I want to start by warning potential readers of this post, that it is highly personal, and that I will be happy to remove it if it is not appropriate for this site.
I have spent much of my adult life working on a code or set of goals that are consistent with my philosophical principals, and could provide a platform from which to enjoy my life. I have summarized these into 5 goals, and while they have evolved over time, they have worked for me for the last few years. Here they are:
1. Do what I want, when I want, with no guilt - After some introspection I realized that I spent much of my time worried about the impression that I made or the impact of my actions on others. I realized that most of this worry was pointless, and that when there was something to worry about it was not nearly as significant as I made it seem. Internalizing this goal has helped me to lift the sense of dread that had followed me for years.
2. Family - Make them happy, and don't push them away - I realized that I have a tendency to push people away. While I am superficially social, I find most relationships inconvenient. I generally don't want things from people socially, and never have much trouble putting relationships in that past. I found that by reminding myself that I don't want to push my family away (by family I mean my wife and kids), that I felt much better. These are the people that I want in my life, and I want to do everything that I can to make their lives better.
3. Super Slam (Hunting) - This might seem a little out of left field, and I am certainly not trying to offend anyone's sensibilities. Hunting is a central part of my life, and I have been pursuing a goal of harvesting all 29 of North America's big. This is a significant goal that has only been achieved by 153 people. I am currently 44 and plan to complete this by the time I am 55.

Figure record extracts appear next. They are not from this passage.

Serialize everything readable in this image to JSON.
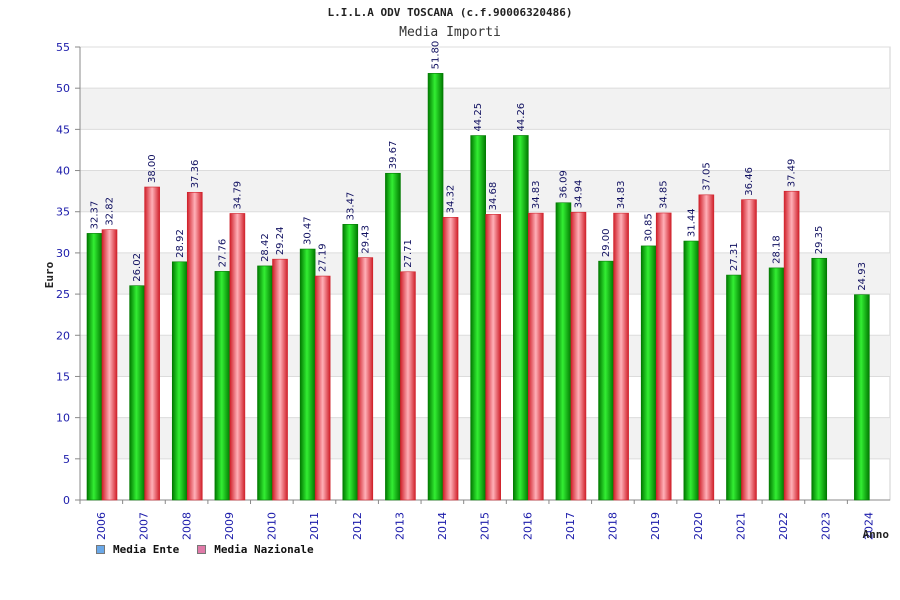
{
  "chart_data": {
    "type": "bar",
    "title": "L.I.L.A ODV TOSCANA (c.f.90006320486)",
    "subtitle": "Media Importi",
    "xlabel": "Anno",
    "ylabel": "Euro",
    "ylim": [
      0,
      55
    ],
    "yticks": [
      "0",
      "5",
      "10",
      "15",
      "20",
      "25",
      "30",
      "35",
      "40",
      "45",
      "50",
      "55"
    ],
    "categories": [
      "2006",
      "2007",
      "2008",
      "2009",
      "2010",
      "2011",
      "2012",
      "2013",
      "2014",
      "2015",
      "2016",
      "2017",
      "2018",
      "2019",
      "2020",
      "2021",
      "2022",
      "2023",
      "2024"
    ],
    "series": [
      {
        "name": "Media Ente",
        "values": [
          32.37,
          26.02,
          28.92,
          27.76,
          28.42,
          30.47,
          33.47,
          39.67,
          51.8,
          44.25,
          44.26,
          36.09,
          29.0,
          30.85,
          31.44,
          27.31,
          28.18,
          29.35,
          24.93
        ],
        "labels": [
          "32.37",
          "26.02",
          "28.92",
          "27.76",
          "28.42",
          "30.47",
          "33.47",
          "39.67",
          "51.80",
          "44.25",
          "44.26",
          "36.09",
          "29.00",
          "30.85",
          "31.44",
          "27.31",
          "28.18",
          "29.35",
          "24.93"
        ]
      },
      {
        "name": "Media Nazionale",
        "values": [
          32.82,
          38.0,
          37.36,
          34.79,
          29.24,
          27.19,
          29.43,
          27.71,
          34.32,
          34.68,
          34.83,
          34.94,
          34.83,
          34.85,
          37.05,
          36.46,
          37.49,
          null,
          null
        ],
        "labels": [
          "32.82",
          "38.00",
          "37.36",
          "34.79",
          "29.24",
          "27.19",
          "29.43",
          "27.71",
          "34.32",
          "34.68",
          "34.83",
          "34.94",
          "34.83",
          "34.85",
          "37.05",
          "36.46",
          "37.49",
          "",
          ""
        ]
      }
    ],
    "legend": [
      "Media Ente",
      "Media Nazionale"
    ],
    "legend_position": "bottom-left"
  },
  "colors": {
    "ente_dark": "#007a00",
    "ente_light": "#33ee33",
    "nazionale_dark": "#d0202a",
    "nazionale_light": "#ffb0b8",
    "legend_ente": "#6aa8e8",
    "legend_nazionale": "#e07aa8",
    "band": "#f2f2f2",
    "grid": "#dcdcdc"
  }
}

4. No Work - I never liked working, and it has been torture for me for the last 25 years. I am fortunate enough to be in a position that I could retire comfortably my most standards, but found that the idea of not working carried with it a ton baggage. What would people think if I didn't work? How much did my career define my identity? What if I want more stuff in a few years? I own a company, and just made the decision to let my employees do my job. It is an experiment that could result in the company failing. If the company survives it will be great for me and the employees. If the company fails, I will do my best to help the employees land somewhere. Either way I am not going to work another day.
5. Don't Waste Time - From the day we are born, we are all dying. Life flies by. I don't want to waste a minute of it doing something I don't want to do.
There it is. My life laid bare. Again, don't hesitate to tell me that this is not the place for my BS.